トルコリラ円レポート月曜版(23/9/11)

実際のレンジは、安値が5.34レベル、高値が5.49レベルと、前週に続いて非常に狭い値幅での取引に終始しました。

トルコリラ円レポート月曜版(23/9/11)

トルコリラ円レポート月曜版

〇先週のトルコ円、引きつづき積極的な取引は手控えられていた様子
〇9/6にエルドアン大統領が従来と180度方向転換の発言するも、為替市場はほぼ無反応
〇中長期的にトルコ中銀が大きく引き締めの動き、今後トルコリラ買い増しの可能性に期待
〇今週は5.35レベルをサポートに、5.50レベルをレジスタンスとする週を見る

まず、先週の振り返り(ショートコメント)ですが、「最近の高値6.02と安値5.00を基準に、23.6%戻しの5.24、61.8%戻しの5.63を参考にして、5.25レベルをサポートに、5.60レベルをレジスタンスとする週」を見ていました。実際のレンジは、安値が5.34レベル、高値が5.49レベルと、前週に続いて非常に狭い値幅での取引に終始しました。

先週のトルコリラは、前週がトルコ中銀サプライズの後で積極的な動きが見られなかった状況でしたが、先週もまた積極的な取引は手控えられていた様子です。材料としてはエルドアン大統領が6日、インフレ鈍化のために引き締めが必要とまともな発言を行い、従来の低金利が望ましいとの考え方から180度方向転換となる発言を行いました。

本来であればもっとトルコリラ高に反応しても良さそうでしたが、発言直後にややトルコリラ高、その後は元に戻しと為替市場はほぼ無反応に近い状態でした。レンジも前週のレンジ内の動きに留まりましたし、トルコリラ円もドル円と同様に週末には高値圏にあったものの、植田日銀総裁の発言を受けて週明けは売りが先行、と言っても先週のレンジ内での動きと短期的には動きにくい流れが続いています。

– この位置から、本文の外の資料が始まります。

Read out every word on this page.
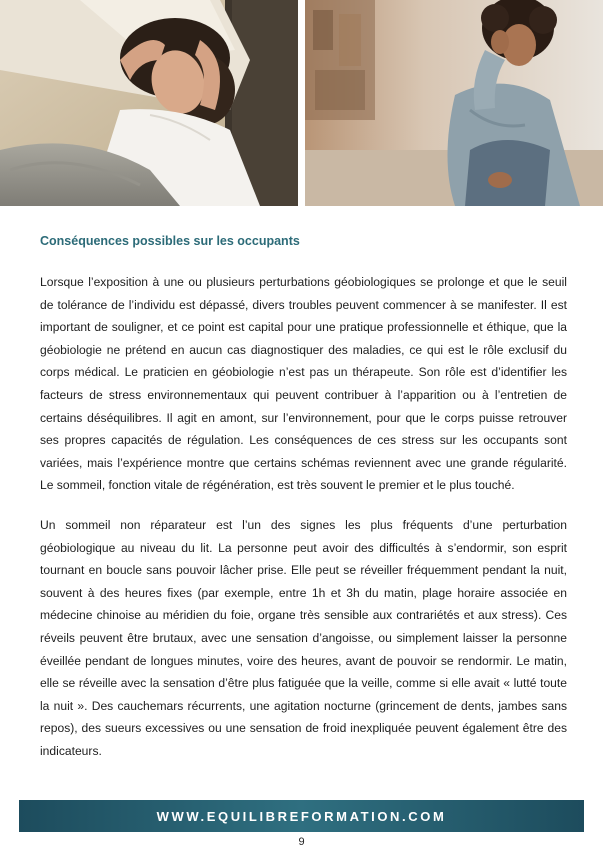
Conséquences possibles sur les occupants

Lorsque l’exposition à une ou plusieurs perturbations géobiologiques se prolonge et que le seuil de tolérance de l’individu est dépassé, divers troubles peuvent commencer à se manifester. Il est important de souligner, et ce point est capital pour une pratique professionnelle et éthique, que la géobiologie ne prétend en aucun cas diagnostiquer des maladies, ce qui est le rôle exclusif du corps médical. Le praticien en géobiologie n’est pas un thérapeute. Son rôle est d’identifier les facteurs de stress environnementaux qui peuvent contribuer à l’apparition ou à l’entretien de certains déséquilibres. Il agit en amont, sur l’environnement, pour que le corps puisse retrouver ses propres capacités de régulation. Les conséquences de ces stress sur les occupants sont variées, mais l’expérience montre que certains schémas reviennent avec une grande régularité. Le sommeil, fonction vitale de régénération, est très souvent le premier et le plus touché.

Un sommeil non réparateur est l’un des signes les plus fréquents d’une perturbation géobiologique au niveau du lit. La personne peut avoir des difficultés à s’endormir, son esprit tournant en boucle sans pouvoir lâcher prise. Elle peut se réveiller fréquemment pendant la nuit, souvent à des heures fixes (par exemple, entre 1h et 3h du matin, plage horaire associée en médecine chinoise au méridien du foie, organe très sensible aux contrariétés et aux stress). Ces réveils peuvent être brutaux, avec une sensation d’angoisse, ou simplement laisser la personne éveillée pendant de longues minutes, voire des heures, avant de pouvoir se rendormir. Le matin, elle se réveille avec la sensation d’être plus fatiguée que la veille, comme si elle avait « lutté toute la nuit ». Des cauchemars récurrents, une agitation nocturne (grincement de dents, jambes sans repos), des sueurs excessives ou une sensation de froid inexpliquée peuvent également être des indicateurs.

WWW.EQUILIBREFORMATION.COM
9
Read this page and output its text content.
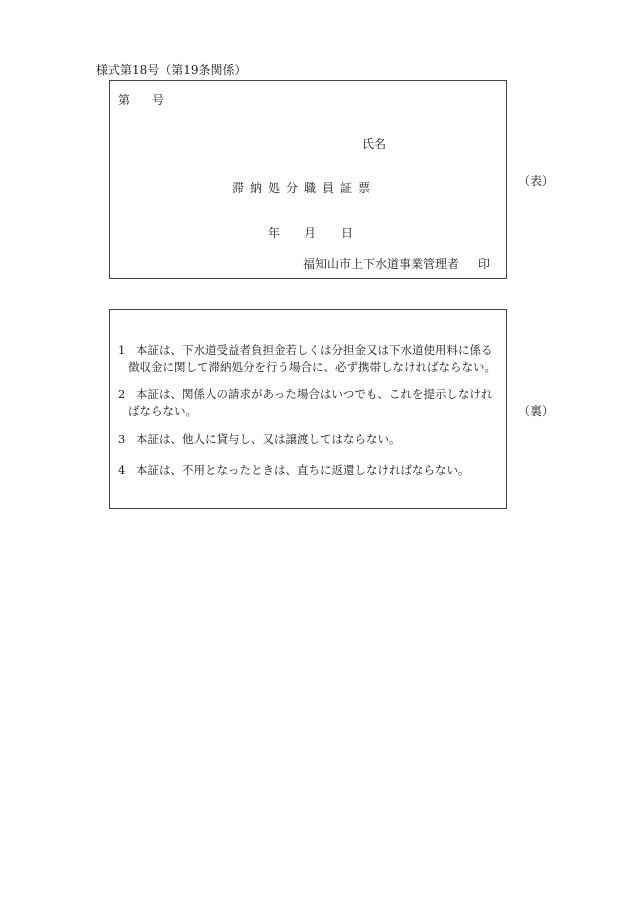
様式第18号（第19条関係）
第 号
氏名
滞納処分職員証票
年 月 日
福知山市上下水道事業管理者 印
（表）
1 本証は、下水道受益者負担金若しくは分担金又は下水道使用料に係る
徴収金に関して滞納処分を行う場合に、必ず携帯しなければならない。
2 本証は、関係人の請求があった場合はいつでも、これを提示しなけれ
ばならない。
3 本証は、他人に貸与し、又は譲渡してはならない。
4 本証は、不用となったときは、直ちに返還しなければならない。
（裏）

中長期的にはトルコ中銀が大きく引き締めに動いていること、エルドアン大統領がその政策を支持したことから、海外の投資家の資金が今後トルコに流入してくる可能性が高まってきたと言えます。ただ、まだその動きが具体化してはいないため、大きな動きにはつながっていないということです。また日本の個人投資家もトルコ中銀の大幅利上げ以降、改めて高金利通貨という見方に戻っていて、ドルトルコリラにおけるトルコリラ安進行が以前のペースに戻ってきたことから、今後トルコリラ買いを増やす動きが予想されます。中期的に期待というところですね。

さて、短期的には動きにくい状況が今週も続きそうですが、テクニカルにいつもの4時間足チャート(上からトルコリラ円、ドルトルコリラ、ドル円)をご覧ください。

トルコリラ円レポート月曜版

横方向のもみあいが2週間続いていますが、テクニカルなターゲットが最近の高値6.02と安値5.00を基準に、23.6%戻しの5.24、61.8%戻しの5.63であることは変わっていません。更に内側の半値戻し5.51をレジスタンス側、38.2%戻し5.39をサポート側と見ることも出来そうですが、さすがに狭すぎます。

先々週、先週とも安値が5.34レベルであったことから下値の目途は同水準と考えることはできそうです。また上値は半値戻しはワークしています。狭いレンジとして、これら2つを考慮し、今週は5.35レベルをサポートに、5.50レベルをレジスタンスとする週を見ておきますが、広くは引き続き5.00〜5.63のレンジ内であることは付記しておきます。